Students of color at the University have consistently responded to such proposals with forceful reminders about their opposition to an increased police presence. Webber’s Chief of Staff Richard Payton was responsible for staffing the committee and said that policing’s impact on communities of color was a consistent topic brought up in the group’s meetings. The proposal does not call for increased coverage around campus by the St. Louis Police Department.
Junior Candace Hayes pressed Webber about the possible patrol increase, asking why the University would extend the status quo to new areas when “the status quo already makes so many people uncomfortable.”
Speaking to Student Life, Hayes referenced the July 2018 IHOP incident, in which 10 Black Washington University freshmen were racially profiled by local police searching for dine-and-dashers, as an example of how a police presence can negatively impact Black students.
“Perpetuating the status quo glosses over the numerous student editorials and stories that have come out about how uncomfortable the status quo makes a lot of Black and brown students,” Hayes said.
One of the group’s recommendations was for the University to work with surrounding communities to search for solutions to public safety issues. Payton mentioned possible collaborations with various neighborhood associations in Skinker-DeBaliviere, as well as improving the University’s relationship with the city manager and police chief of University City.
The committee, which is composed of University administrators, the University’s general counsel and two students, lacks any representation from nearby neighborhoods. According to Payton, the group did not want to dictate safety practices to surrounding neighborhoods with a range of different methods on strengthening public safety. Payton said the University Office of Government & Community Relations provided constant input to the group.

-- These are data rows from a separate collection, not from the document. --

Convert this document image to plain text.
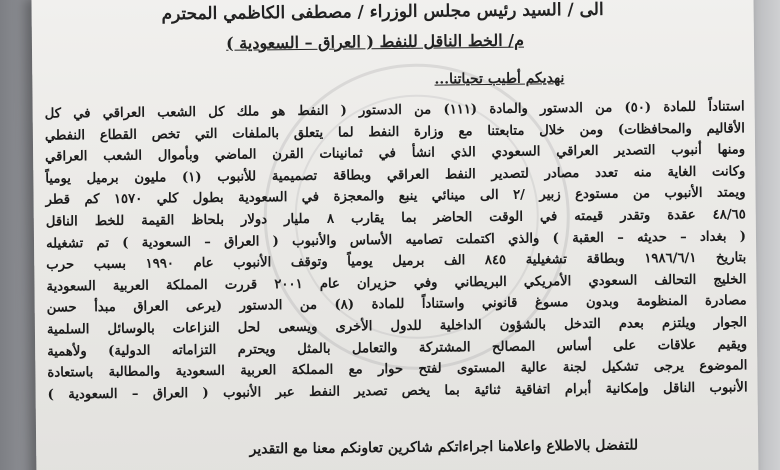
الى / السيد رئيس مجلس الوزراء / مصطفى الكاظمي المحترم
م/ الخط الناقل للنفط ( العراق – السعودية )
نهديكم أطيب تحياتنا...
استناداً للمادة (٥٠) من الدستور والمادة (١١١) من الدستور ( النفط هو ملك كل الشعب العراقي في كل
الأقاليم والمحافظات) ومن خلال متابعتنا مع وزارة النفط لما يتعلق بالملفات التي تخص القطاع النفطي
ومنها أنبوب التصدير العراقي السعودي الذي انشأ في ثمانينات القرن الماضي وبأموال الشعب العراقي
وكانت الغاية منه تعدد مصادر لتصدير النفط العراقي وبطاقة تصميمية للأنبوب (١) مليون برميل يومياً
ويمتد الأنبوب من مستودع زبير /٢ الى مينائي ينبع والمعجزة في السعودية بطول كلي ١٥٧٠ كم قطر
٤٨/٦٥ عقدة وتقدر قيمته في الوقت الحاضر بما يقارب ٨ مليار دولار بلحاظ القيمة للخط الناقل
( بغداد – حديثه – العقبة ) والذي اكتملت تصاميه الأساس والأنبوب ( العراق – السعودية ) تم تشغيله
بتاريخ ١٩٨٦/٦/١ وبطاقة تشغيلية ٨٤٥ الف برميل يومياً وتوقف الأنبوب عام ١٩٩٠ بسبب حرب
الخليج التحالف السعودي الأمريكي البريطاني وفي حزيران عام ٢٠٠١ قررت المملكة العربية السعودية
مصادرة المنظومة وبدون مسوغ قانوني واستناداً للمادة (٨) من الدستور (يرعى العراق مبدأ حسن
الجوار ويلتزم بعدم التدخل بالشؤون الداخلية للدول الأخرى ويسعى لحل النزاعات بالوسائل السلمية
ويقيم علاقات على أساس المصالح المشتركة والتعامل بالمثل ويحترم التزاماته الدولية) ولأهمية
الموضوع يرجى تشكيل لجنة عالية المستوى لفتح حوار مع المملكة العربية السعودية والمطالبة باستعادة
الأنبوب الناقل وإمكانية أبرام اتفاقية ثنائية بما يخص تصدير النفط عبر الأنبوب ( العراق – السعودية )
للتفضل بالاطلاع واعلامنا اجراءاتكم شاكرين تعاونكم معنا مع التقدير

According to Webber, who chaired the committee, the committee had two main goals: to enhance safety measures on or around the Danforth Campus as well as explore how the University can help diminish violent crime in the St. Louis region.
Payton said the last several meetings have focused heavily on how the University can support the region in dealing with crime. A major part of that conversation, according to Webber, is how involved the University is obligated to be.
“[Regionwide violent crime] is clearly not our responsibility, but we’re a big influence,” Webber said. “We have considerable resources to help think about social problems, and I think a commitment to contribute to those.”
A key recommendation from the working group calls for the University to serve as a common ground for key stakeholders such as local governments, nonprofits and anchor institutions, as well as flex its academic muscles to contribute research on public health and violence prevention.
The group has invited guest speakers knowledgeable in the fields of public safety and sociology to help inform the group’s potential actions.
Guests included Jason Purnell, a Brown School professor studying how socioeconomic factors affect health outcomes, and staffers from the Brown School’s Evaluation Center, which partners with organizations to assess the efficacy of their social programs.
The final report is due on Martin’s desk at the end of December. Payton said once it reaches the chancellor’s office, he will have total control over when to act on the recommendations and publicize them to the student body.
According to Payton, the group has not yet figured out a mechanism to test the effectiveness of their solutions once they are implemented, but he said a proper implementation will require constant student input.
“I can’t imagine tonight being the last opportunity to have a dialogue with the students about this,” Payton said.